愛しのローズマリー
Shallow Hal
2001年,アメリカ,114分
監督:ボビー・ファレリー、ピーター・ファレリー
脚本:ショーン・モイニハン、ボビー・ファレリー、ピーター・ファレリー
撮影:ラッセル・カーペンター
音楽:アイヴィ
出演:グウィネス・パルトロー、ジャック・ブラック、ジェイソン・アレクサンダー
独身男のハルは少年時代、尊敬した父親がなくなる瞬間に一人立ち会った。その父親がモルヒネの譫妄状態で残した最後の言葉は「女は見た目だ」というものだった。それがトラウマのように働いて女を見かけでしか判断できない彼は、クラブでも美女ばかりにアタックしては振られるという生活を続けていた。そんな彼がある日テレビで有名な心理カウンセラーに出会って…
コメディ映画のヒットメイカーとなったファレリー兄弟がグウィネス・パルトロー主演で作ったロマンティック・コメディ。グウィネスが特殊メイクで300キロの女を演じたというのも話題に。
まあ、コメディということで、あまり細かいところにはこだわりたくないのですが、どうしても引っかかるのでいっておきます。ちょっくらネタばれ目ですが、あまり気にしないでください。
えー、マウリシオが心理カウンセラーに会いに行って問い詰めるところで、「どうして、知らない人の心なんて見えるんだ?」と質問する場面があります。そこでカウンセラーは「見ようと思えば見える」と答えるわけですが、この会話を受け入れられるかどうかでこの映画を受け入れられるかどうかが決まってくる。

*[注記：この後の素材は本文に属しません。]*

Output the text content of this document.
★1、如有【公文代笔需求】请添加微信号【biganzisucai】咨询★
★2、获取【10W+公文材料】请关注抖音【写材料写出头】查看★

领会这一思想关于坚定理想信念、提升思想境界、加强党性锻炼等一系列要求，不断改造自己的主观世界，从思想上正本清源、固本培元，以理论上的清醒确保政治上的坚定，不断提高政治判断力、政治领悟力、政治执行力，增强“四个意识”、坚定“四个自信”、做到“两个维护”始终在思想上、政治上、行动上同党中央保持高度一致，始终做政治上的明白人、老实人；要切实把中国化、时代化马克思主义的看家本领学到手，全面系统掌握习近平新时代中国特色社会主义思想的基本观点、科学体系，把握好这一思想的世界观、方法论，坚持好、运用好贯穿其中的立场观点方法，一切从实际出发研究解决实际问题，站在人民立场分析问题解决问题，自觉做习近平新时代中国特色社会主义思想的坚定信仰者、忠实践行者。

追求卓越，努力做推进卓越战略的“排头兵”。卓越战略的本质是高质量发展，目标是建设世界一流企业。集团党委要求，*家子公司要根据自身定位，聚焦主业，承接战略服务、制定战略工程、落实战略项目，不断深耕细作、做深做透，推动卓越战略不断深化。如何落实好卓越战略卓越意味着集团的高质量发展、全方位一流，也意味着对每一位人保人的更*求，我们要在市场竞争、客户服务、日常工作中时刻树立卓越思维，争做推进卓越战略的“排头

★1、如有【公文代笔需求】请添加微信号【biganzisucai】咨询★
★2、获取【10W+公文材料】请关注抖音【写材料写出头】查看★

この映画を見ていて誰もが感じる疑問は、どうして待ち行く知らない人々の心のよしあしがわかるのか? ということで、ファレリー兄弟はその根本的な疑問をわざわざ自ら持ち出してくる。しかし、その答えを観客に対して用意するのではなくて、さらりと流してしまう。この確信犯的なごまかしには何かあると考えるのは考えすぎなのか?
そもそも、この映画における「心が美しい」という基準はあまりに短絡的過ぎる。ボランティアをやっていたり、病気のおばあさんの看病をしたり、ただそれだけで心が美しい人になってしまう。ハルが見ている心の美しさとはそんな短絡的な美しさなのだ。
となると、この映画でいう心のよしあしが見えるというのはあくまで表層的な心のよしあしで、その程度のものならば知らない人でも見ようと思えば見えるものだといってしまっているということができるかもしれない。だとすると、この兄弟は相当シニカルでやなやつらだが、一応筋は通る。
でも、本当のところはおそらくそんなことまでは考えておらず、あるいは考えたかもしれないけれど、考えなかったことにして、「見ようと思えば見える」という無理やりな論法で、しかも美しさの基準もわかりやすいものにして、その単純な構造から生まれる単純な物語を語る。その単純さを求めたのだろう。ファレリー兄弟のコメディの作り方にはそんな単純化の傾向が見られ、その単純な物語でとりあえず観客を映画に乗せて、周りのギャグで笑わせようという発想があるのではないか。
なので、結論を言ってしまえば、細かいことにはこだわらず、面白いギャグがあったら笑えばいい。ということになります。